5 maja gramy na ciężkim terenie w Mikołowie z tamtejszą Kamionką.
Przyzwyczajeni do równego boiska staramy się na początek wygrać z „mało trawiastym” boiskiem gospodarzy. Po kilku minutach wiemy już na co pozwoli nam tego dnia futbolówka i warunki gry.
Widząc parę niepewnych podań Kamionki i problem z wyprowadzeniem piłki z pola bramkowego, nasza drużyna postanawia grać wysoko i jak najszybciej odbierać piłkę. Efekt jedna stracona i 5 strzelonych bramek jeszcze w pierwszej połowie.
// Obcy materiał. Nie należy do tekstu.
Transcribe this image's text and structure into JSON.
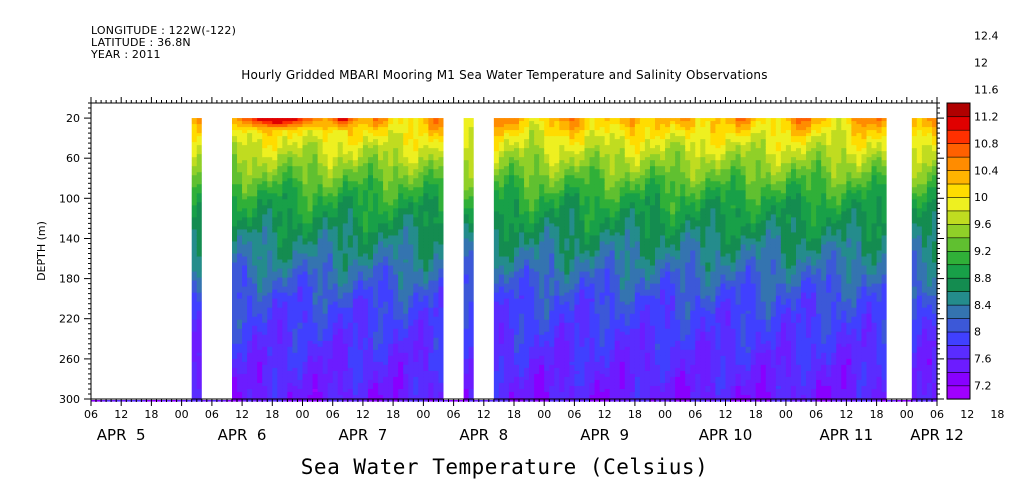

W przerwie rozmawiamy o tym by grać szeroko i o pilnowaniu swoich pozycji. No i właśnie pozycje i związane z grą na nich zadania nadal są dla nas ciężkie do odgrywania na boisku, a wysoki wynik daje nam rozluźnienie i… kilka piłek za plecy obrońców.
Wyciągnęliśmy wszystko co było możliwe na tej murawie, a hat- trick Olafa, wspaniała obrona Kuby- kontra- gol, super gra na przedpolu Dawida i duże zaangażowanie całej drużyny daje nam pewne zwycięstwo 6 – 2.